Unidentified Video Objects: A Benchmark for Dense, Open-World
Segmentation
- URL: http://arxiv.org/abs/2104.04691v1
- Date: Sat, 10 Apr 2021 06:16:25 GMT
- Title: Unidentified Video Objects: A Benchmark for Dense, Open-World
Segmentation
- Authors: Weiyao Wang, Matt Feiszli, Heng Wang, Du Tran
- Abstract summary: We present UVO, a new benchmark for open-world class-agnostic object segmentation in videos.
UVO provides approximately 8 times more videos compared with DAVIS, and 7 times more mask (instance) annotations per video compared with YouTube-VOS and YouTube-VIS.
UVO is also more challenging as it includes many videos with crowded scenes and complex background motions.
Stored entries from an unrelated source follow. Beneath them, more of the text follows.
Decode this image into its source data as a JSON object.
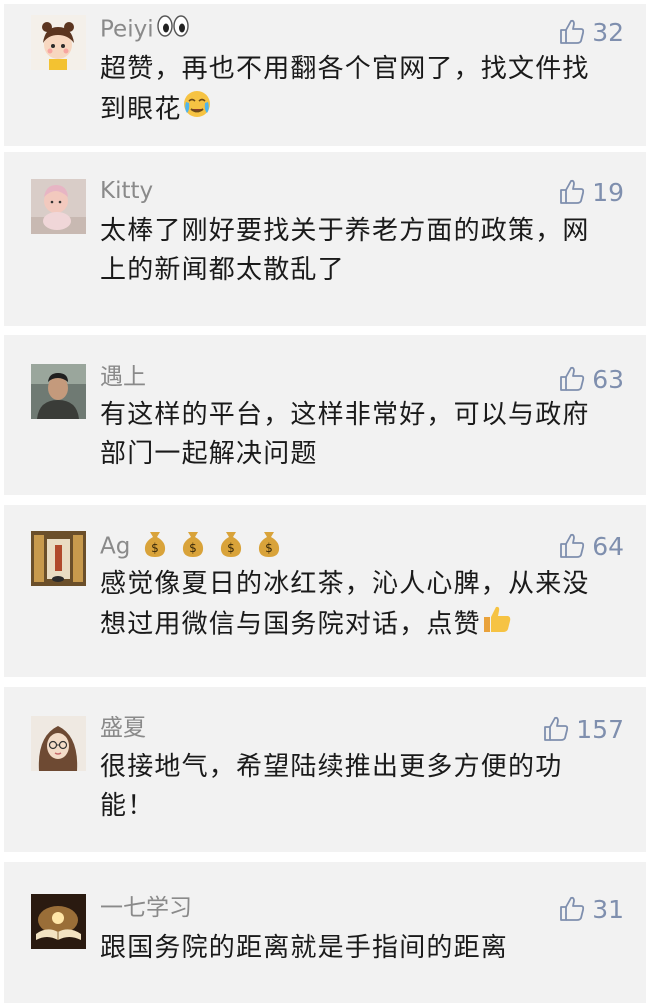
{
  "comments": [
    {
      "user": "Peiyi",
      "user_emoji": "eyes-icon",
      "likes": "32",
      "text": "超赞，再也不用翻各个官网了，找文件找到眼花",
      "text_emoji": "crying-face-icon",
      "avatar": "cartoon-girl-avatar"
    },
    {
      "user": "Kitty",
      "likes": "19",
      "text": "太棒了刚好要找关于养老方面的政策，网上的新闻都太散乱了",
      "avatar": "baby-photo-avatar"
    },
    {
      "user": "遇上",
      "likes": "63",
      "text": "有这样的平台，这样非常好，可以与政府部门一起解决问题",
      "avatar": "man-photo-avatar"
    },
    {
      "user": "Ag",
      "user_emoji": "money-bag-icon x4",
      "likes": "64",
      "text": "感觉像夏日的冰红茶，沁人心脾，从来没想过用微信与国务院对话，点赞",
      "text_emoji": "thumbs-up-icon",
      "avatar": "hallway-photo-avatar"
    },
    {
      "user": "盛夏",
      "likes": "157",
      "text": "很接地气，希望陆续推出更多方便的功能！",
      "avatar": "girl-glasses-drawing-avatar"
    },
    {
      "user": "一七学习",
      "likes": "31",
      "text": "跟国务院的距离就是手指间的距离",
      "avatar": "open-book-photo-avatar"
    }
  ],
  "colors": {
    "card_background": "#f2f2f2",
    "name_text": "#8a8a8a",
    "like_accent": "#7f8fae",
    "body_text": "#1a1a1a"
  }
}
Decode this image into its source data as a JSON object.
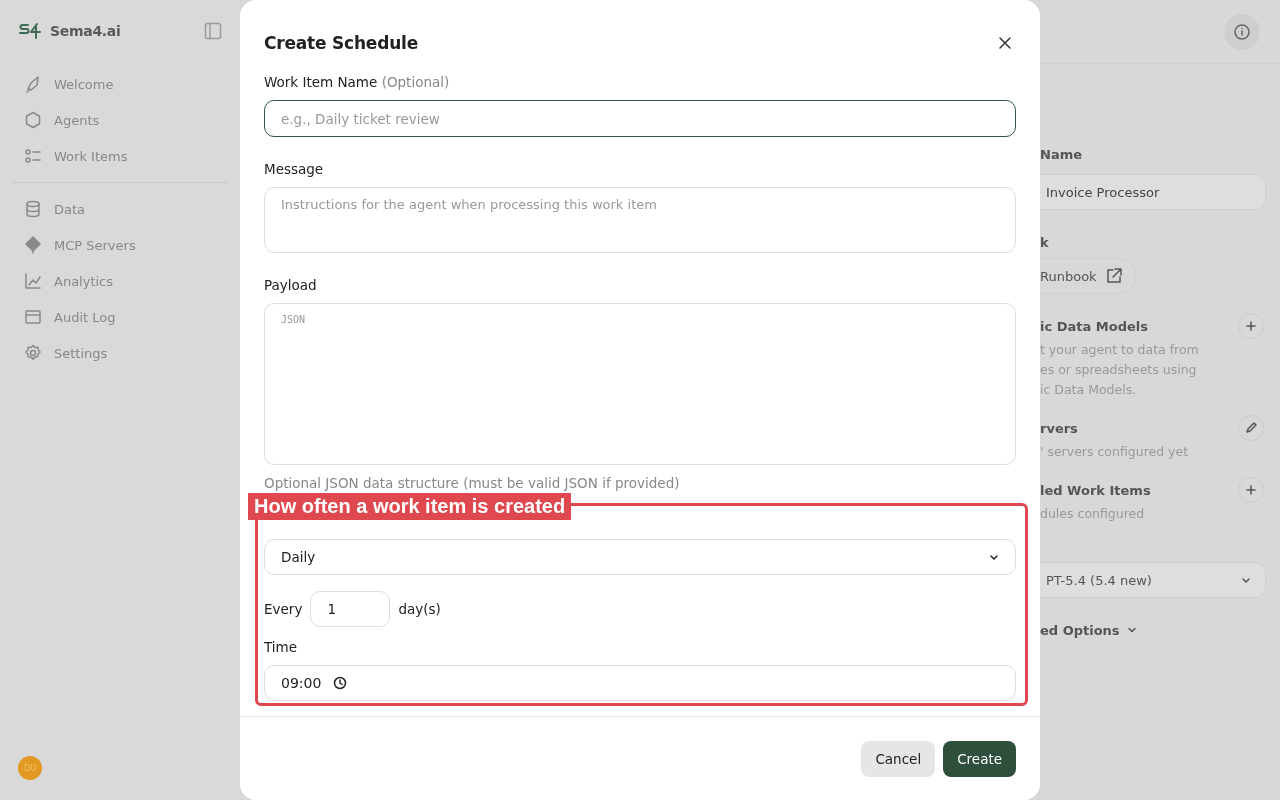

- Score: 29.81399150391822
- License: http://arxiv.org/licenses/nonexclusive-distrib/1.0/
- Abstract: Current state-of-the-art object detection and segmentation methods work well
under the closed-world assumption. This closed-world setting assumes that the
list of object categories is available during training and deployment. However,
many real-world applications require detecting or segmenting novel objects,
i.e., object categories never seen during training. In this paper, we present,
UVO (Unidentified Video Objects), a new benchmark for open-world class-agnostic
object segmentation in videos. Besides shifting the problem focus to the
open-world setup, UVO is significantly larger, providing approximately 8 times
more videos compared with DAVIS, and 7 times more mask (instance) annotations
per video compared with YouTube-VOS and YouTube-VIS. UVO is also more
challenging as it includes many videos with crowded scenes and complex
background motions. We demonstrated that UVO can be used for other
applications, such as object tracking and super-voxel segmentation, besides
open-world object segmentation. We believe that UVo is a versatile testbed for
researchers to develop novel approaches for open-world class-agnostic object
segmentation, and inspires new research directions towards a more comprehensive
video understanding beyond classification and detection.